We do not recommend having this web application in production or publicly accessible as-is. The user interface was created for demo purposes only. The work is provided AS IS without warranties or conditions of any kind, either express or implied, including warranties or conditions of merchantability. You bear the risks of using the package.
This sample application codebase is organized into these key folders:
samples/rfp-answer-generation
│
├── backend # Backend architecture CDK project
├── docs # Sample RFPs and docs, additional project documentation.
└── frontend # Frontend sample application
Warning This sample allows you to interact with models from third party providers. Your use of the third-party generative AI (GAI) models is governed by the terms provided to you by the third-party GAI model providers when you acquired your license to use them (for example, their terms of service, license agreement, acceptable use policy, and privacy policy).
You are responsible for enabling that your use of the third-party GAI models comply with the terms governing them, and any laws, rules, regulations, policies, or standards that apply to you.
You are also responsible for making your own independent assessment of the third-party GAI models that you use, including their outputs and how third-party GAI model providers use any data that might be transmitted to them based on your deployment configuration. AWS does not make any representations, warranties, or guarantees regarding the third-party GAI models, which are "Third-Party Content" under your agreement with AWS. This sample is offered to you as "AWS Content" under your agreement with AWS.

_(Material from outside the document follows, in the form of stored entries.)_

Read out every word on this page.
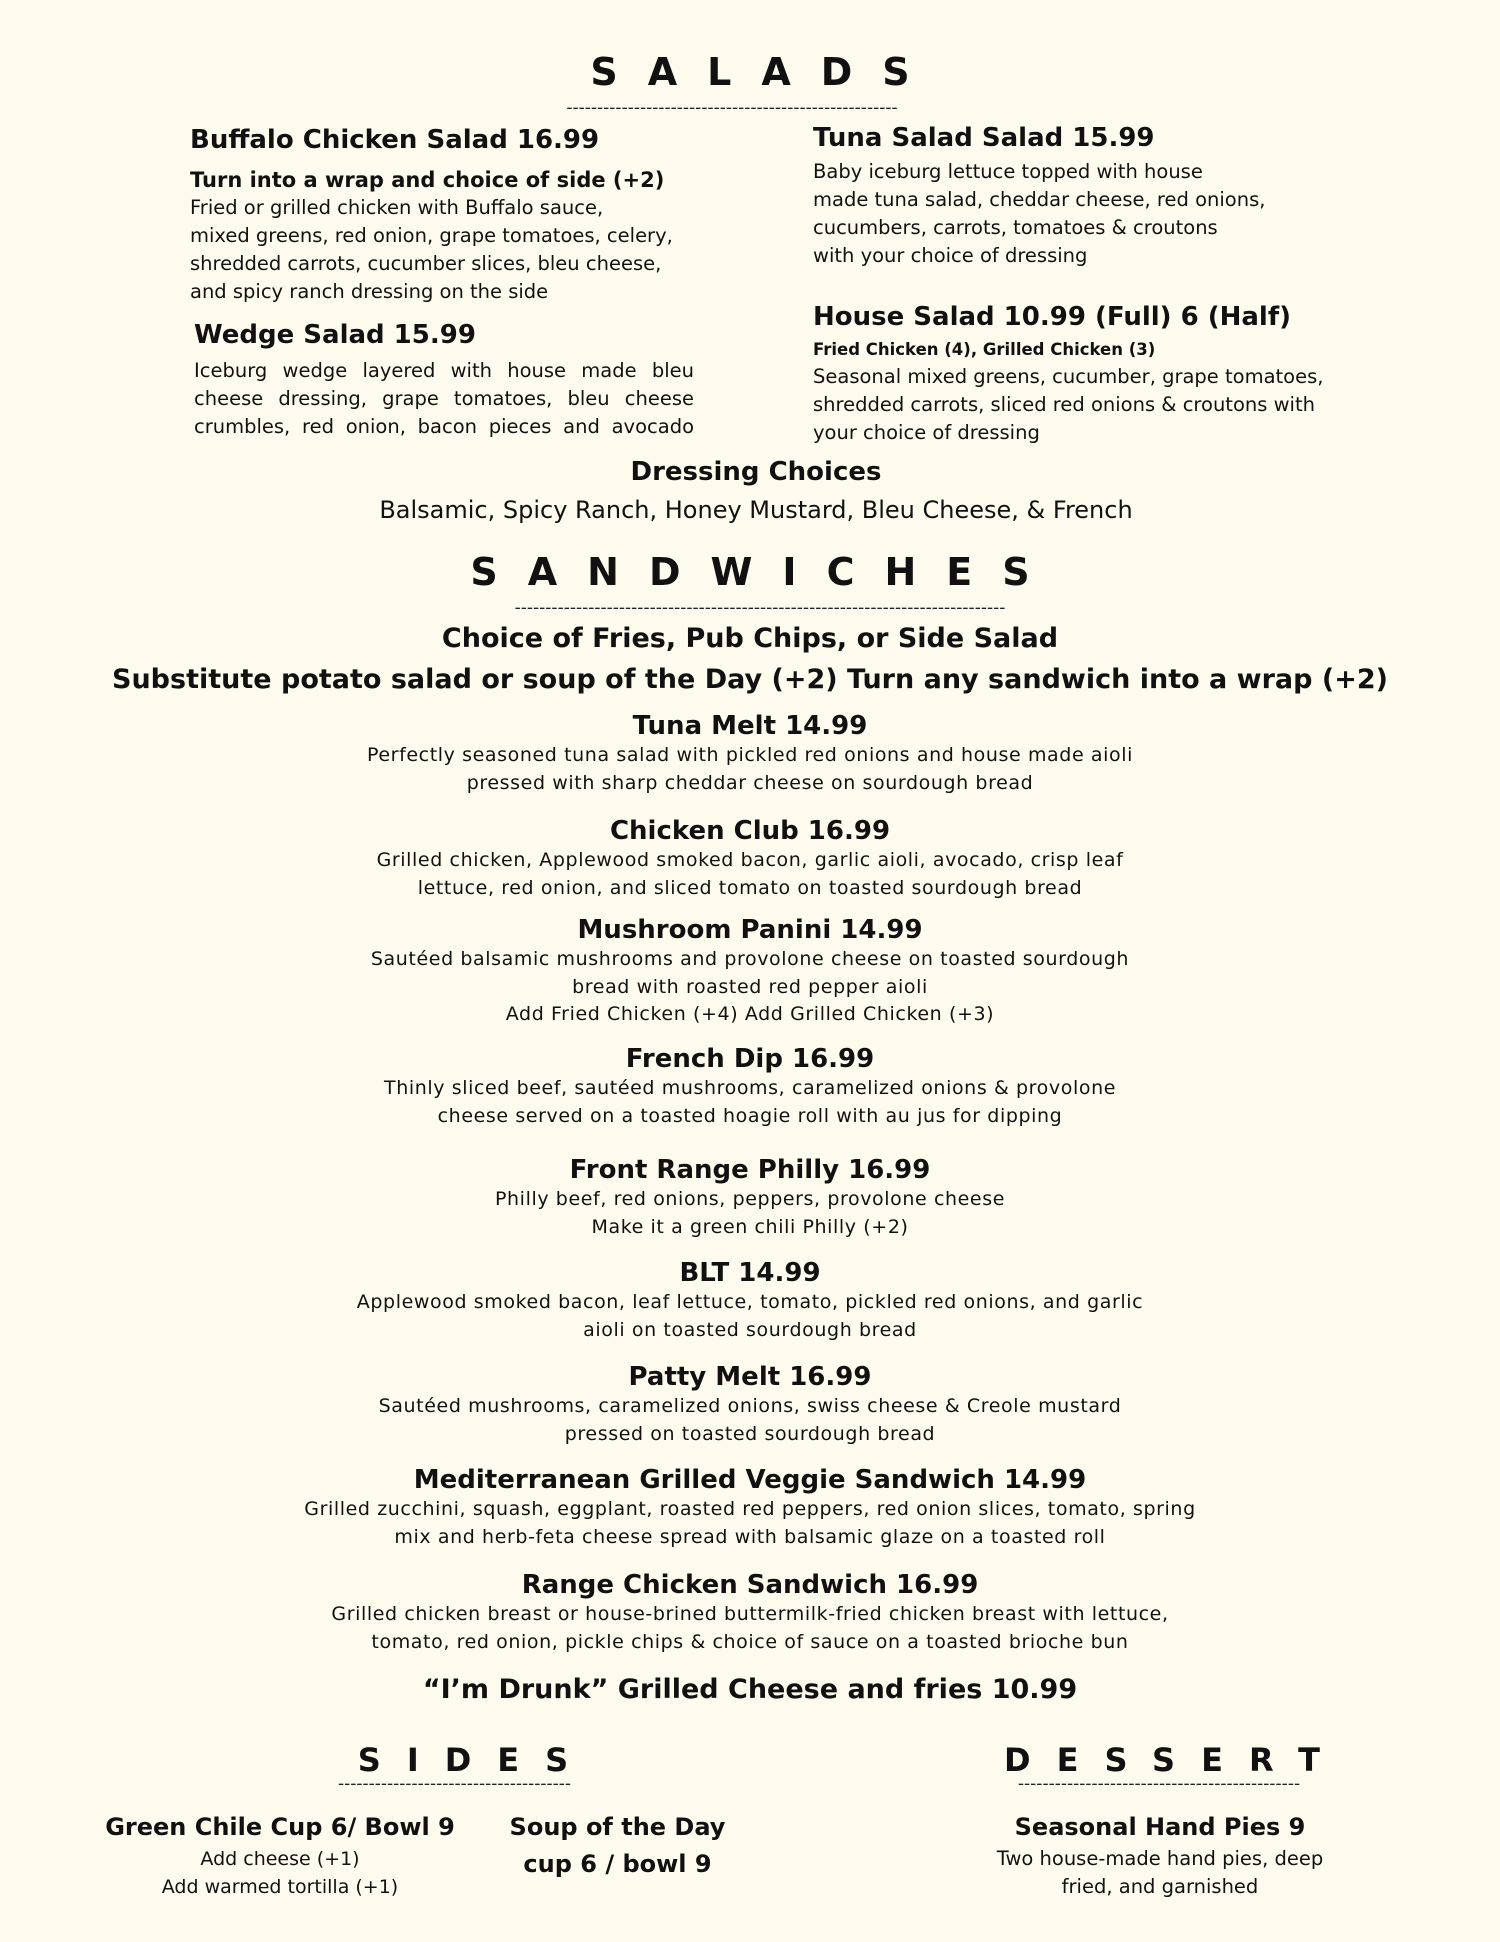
SALADS
------------------------------------------------------
Buffalo Chicken Salad 16.99
Turn into a wrap and choice of side (+2)
Fried or grilled chicken with Buffalo sauce,
mixed greens, red onion, grape tomatoes, celery,
shredded carrots, cucumber slices, bleu cheese,
and spicy ranch dressing on the side
Wedge Salad 15.99
Iceburg wedge layered with house made bleu
cheese dressing, grape tomatoes, bleu cheese
crumbles, red onion, bacon pieces and avocado
Tuna Salad Salad 15.99
Baby iceburg lettuce topped with house
made tuna salad, cheddar cheese, red onions,
cucumbers, carrots, tomatoes & croutons
with your choice of dressing
House Salad 10.99 (Full) 6 (Half)
Fried Chicken (4), Grilled Chicken (3)
Seasonal mixed greens, cucumber, grape tomatoes,
shredded carrots, sliced red onions & croutons with
your choice of dressing
Dressing Choices
Balsamic, Spicy Ranch, Honey Mustard, Bleu Cheese, & French
SANDWICHES
--------------------------------------------------------------------------------
Choice of Fries, Pub Chips, or Side Salad
Substitute potato salad or soup of the Day (+2) Turn any sandwich into a wrap (+2)
Tuna Melt 14.99
Perfectly seasoned tuna salad with pickled red onions and house made aioli
pressed with sharp cheddar cheese on sourdough bread
Chicken Club 16.99
Grilled chicken, Applewood smoked bacon, garlic aioli, avocado, crisp leaf
lettuce, red onion, and sliced tomato on toasted sourdough bread
Mushroom Panini 14.99
Sautéed balsamic mushrooms and provolone cheese on toasted sourdough
bread with roasted red pepper aioli
Add Fried Chicken (+4) Add Grilled Chicken (+3)
French Dip 16.99
Thinly sliced beef, sautéed mushrooms, caramelized onions & provolone
cheese served on a toasted hoagie roll with au jus for dipping
Front Range Philly 16.99
Philly beef, red onions, peppers, provolone cheese
Make it a green chili Philly (+2)
BLT 14.99
Applewood smoked bacon, leaf lettuce, tomato, pickled red onions, and garlic
aioli on toasted sourdough bread
Patty Melt 16.99
Sautéed mushrooms, caramelized onions, swiss cheese & Creole mustard
pressed on toasted sourdough bread
Mediterranean Grilled Veggie Sandwich 14.99
Grilled zucchini, squash, eggplant, roasted red peppers, red onion slices, tomato, spring
mix and herb-feta cheese spread with balsamic glaze on a toasted roll
Range Chicken Sandwich 16.99
Grilled chicken breast or house-brined buttermilk-fried chicken breast with lettuce,
tomato, red onion, pickle chips & choice of sauce on a toasted brioche bun
“I’m Drunk” Grilled Cheese and fries 10.99
SIDES
--------------------------------------
Green Chile Cup 6/ Bowl 9
Add cheese (+1)
Add warmed tortilla (+1)
Soup of the Day
cup 6 / bowl 9
DESSERT
----------------------------------------------
Seasonal Hand Pies 9
Two house-made hand pies, deep
fried, and garnished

To deploy this project, follow the instructions available in the backend folder. Once the stack is deployed, follow the instructions available in the usage documentation to interact with the application.

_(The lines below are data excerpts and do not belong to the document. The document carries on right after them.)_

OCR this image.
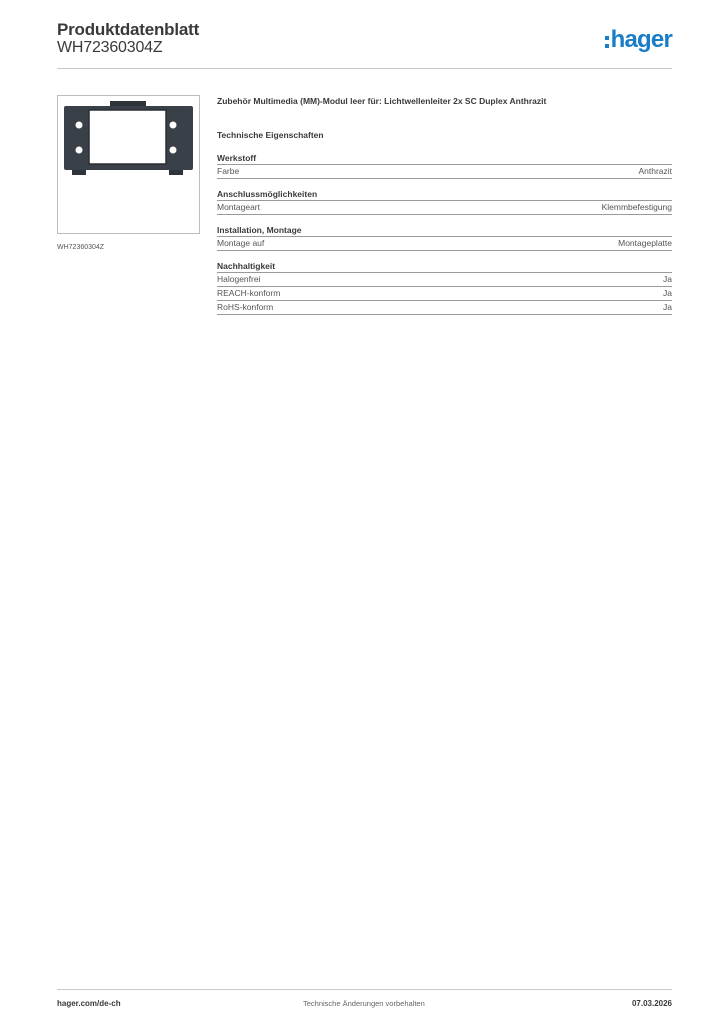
Produktdatenblatt
WH72360304Z	hager
WH72360304Z
Zubehör Multimedia (MM)-Modul leer für: Lichtwellenleiter 2x SC Duplex Anthrazit
Technische Eigenschaften
Werkstoff
Farbe	Anthrazit
Anschlussmöglichkeiten
Montageart	Klemmbefestigung
Installation, Montage
Montage auf	Montageplatte
Nachhaltigkeit
Halogenfrei	Ja
REACH-konform	Ja
RoHS-konform	Ja
hager.com/de-ch	Technische Änderungen vorbehalten	07.03.2026
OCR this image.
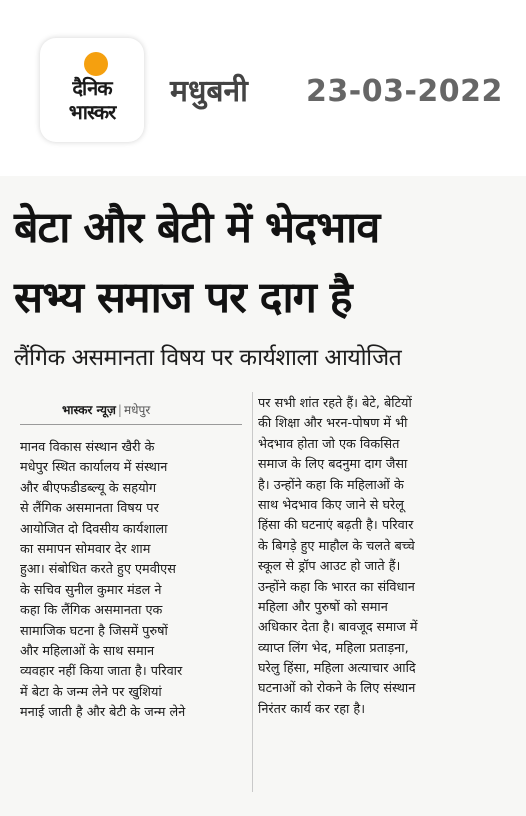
दैनिक
भास्कर
मधुबनी 23-03-2022
बेटा और बेटी में भेदभाव
सभ्य समाज पर दाग है
लैंगिक असमानता विषय पर कार्यशाला आयोजित
भास्कर न्यूज़ | मधेपुर
मानव विकास संस्थान खैरी के
मधेपुर स्थित कार्यालय में संस्थान
और बीएफडीडब्ल्यू के सहयोग
से लैंगिक असमानता विषय पर
आयोजित दो दिवसीय कार्यशाला
का समापन सोमवार देर शाम
हुआ। संबोधित करते हुए एमवीएस
के सचिव सुनील कुमार मंडल ने
कहा कि लैंगिक असमानता एक
सामाजिक घटना है जिसमें पुरुषों
और महिलाओं के साथ समान
व्यवहार नहीं किया जाता है। परिवार
में बेटा के जन्म लेने पर खुशियां
मनाई जाती है और बेटी के जन्म लेने
पर सभी शांत रहते हैं। बेटे, बेटियों
की शिक्षा और भरन-पोषण में भी
भेदभाव होता जो एक विकसित
समाज के लिए बदनुमा दाग जैसा
है। उन्होंने कहा कि महिलाओं के
साथ भेदभाव किए जाने से घरेलू
हिंसा की घटनाएं बढ़ती है। परिवार
के बिगड़े हुए माहौल के चलते बच्चे
स्कूल से ड्रॉप आउट हो जाते हैं।
उन्होंने कहा कि भारत का संविधान
महिला और पुरुषों को समान
अधिकार देता है। बावजूद समाज में
व्याप्त लिंग भेद, महिला प्रताड़ना,
घरेलु हिंसा, महिला अत्याचार आदि
घटनाओं को रोकने के लिए संस्थान
निरंतर कार्य कर रहा है।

LLM applications are subject to novel class of security threats, such as those described in the OWASP Top 10 for LLM Applications.
We recommend you dive deeper into both the security model of the Amazon Bedrock platform and security model for LLMs in general.

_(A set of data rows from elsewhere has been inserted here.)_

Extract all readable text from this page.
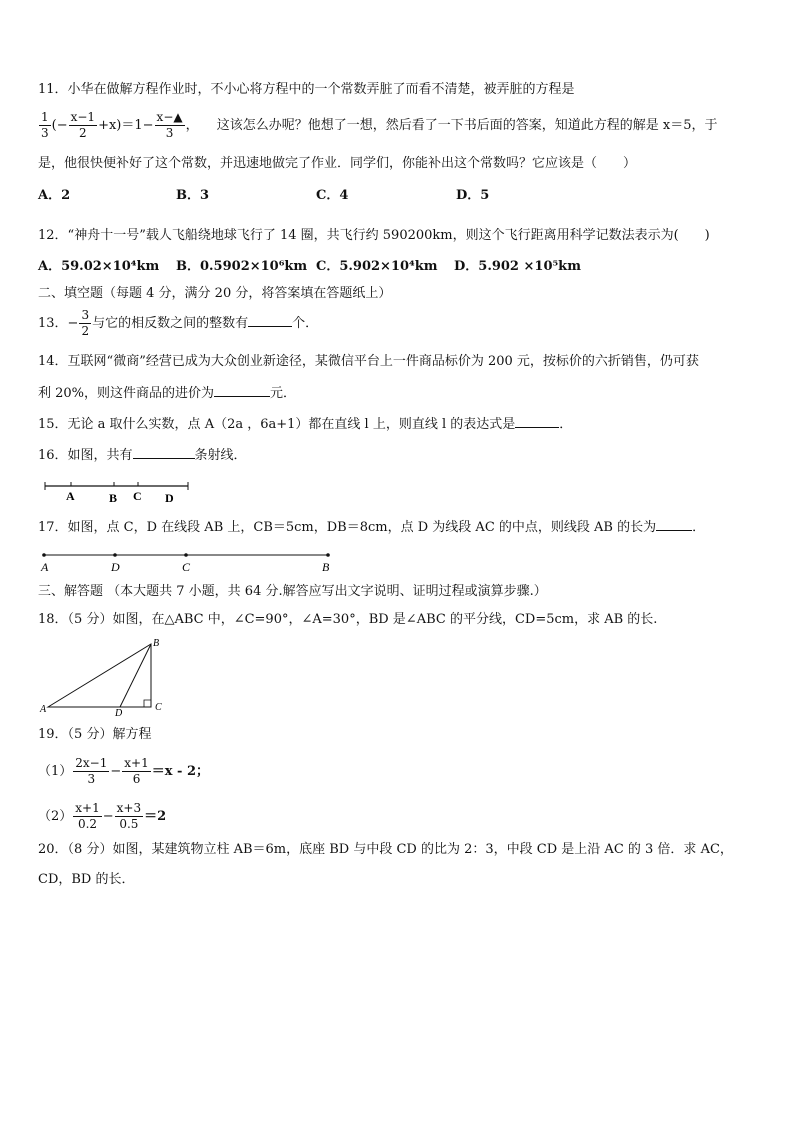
11．小华在做解方程作业时，不小心将方程中的一个常数弄脏了而看不清楚，被弄脏的方程是
$\frac{1}{3}$ (− $\frac{x-1}{2} +x)=1- \frac{x-▲}{3}$ ， 这该怎么办呢？他想了一想，然后看了一下书后面的答案，知道此方程的解是 x＝5，于
是，他很快便补好了这个常数，并迅速地做完了作业．同学们，你能补出这个常数吗？它应该是（　　）
A．2	B．3	C．4	D．5
12．“神舟十一号”载人飞船绕地球飞行了 14 圈，共飞行约 590200km，则这个飞行距离用科学记数法表示为(　　)
A．59.02×10⁴km B．0.5902×10⁶km C．5.902×10⁴km D．5.902 ×10⁵km
二、填空题（每题 4 分，满分 20 分，将答案填在答题纸上）
13．− $\frac{3}{2}$ 与它的相反数之间的整数有	个．
14．互联网“微商”经营已成为大众创业新途径，某微信平台上一件商品标价为 200 元，按标价的六折销售，仍可获
利 20%，则这件商品的进价为	元．
15．无论 a 取什么实数，点 A（2a ，6a+1）都在直线 l 上，则直线 l 的表达式是	．
16．如图，共有	条射线．
A	B C D
17．如图，点 C，D 在线段 AB 上，CB＝5cm，DB＝8cm，点 D 为线段 AC 的中点，则线段 AB 的长为	．
A	D	C	B
三、解答题 （本大题共 7 小题，共 64 分.解答应写出文字说明、证明过程或演算步骤.）
18．（5 分）如图，在△ABC 中，∠C=90°，∠A=30°，BD 是∠ABC 的平分线，CD=5cm，求 AB 的长.
A
B
C
D
19．（5 分）解方程
$(1) \frac{2x-1}{3} - \frac{x+1}{6} =x - 2$；
$(2) \frac{x+1}{0.2} - \frac{x+3}{0.5} =2$
20．（8 分）如图，某建筑物立柱 AB＝6m，底座 BD 与中段 CD 的比为 2：3，中段 CD 是上沿 AC 的 3 倍．求 AC，
CD，BD 的长．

LLMs are succeptible to prompt injection and jailbreaking, which manipulate a large language model (LLM) through crafty inputs, causing unintended actions by the LLM. Direct injections overwrite system prompts, while indirect ones manipulate inputs from external sources.
As a recommendation you can apply guardrails to the inputs to LLM.
This project uses Anthropic Claude models which have been shown by some benchmarks to be more robust against this type of attack.
To learn more about how to configure guardrails, refer to https://aws.amazon.com/bedrock/guardrails/.
For security recommendations when deploying this project, see Security.
The sample code; software libraries; command line tools; proofs of concept; templates; or other related technology (including any of the foregoing that are provided by our personnel) is provided to you as AWS Content under the AWS Customer Agreement, or the relevant written agreement between you and AWS (whichever applies). You should not use this AWS Content in your production accounts, or on production or other critical data. You are responsible for testing, securing, and optimizing the AWS Content, such as sample code, as appropriate for production grade use based on your specific quality control practices and standards. Deploying AWS Content may incur AWS charges for creating or using AWS chargeable resources, such as running Amazon EC2 instances or using Amazon S3 storage.
Generative AI CDK Constructs samples may collect anonymous operational metrics, including: the region a construct is deployed, the name and version of the construct deployed, and related information. We may use the metrics to maintain, provide, develop, and improve the constructs and AWS services.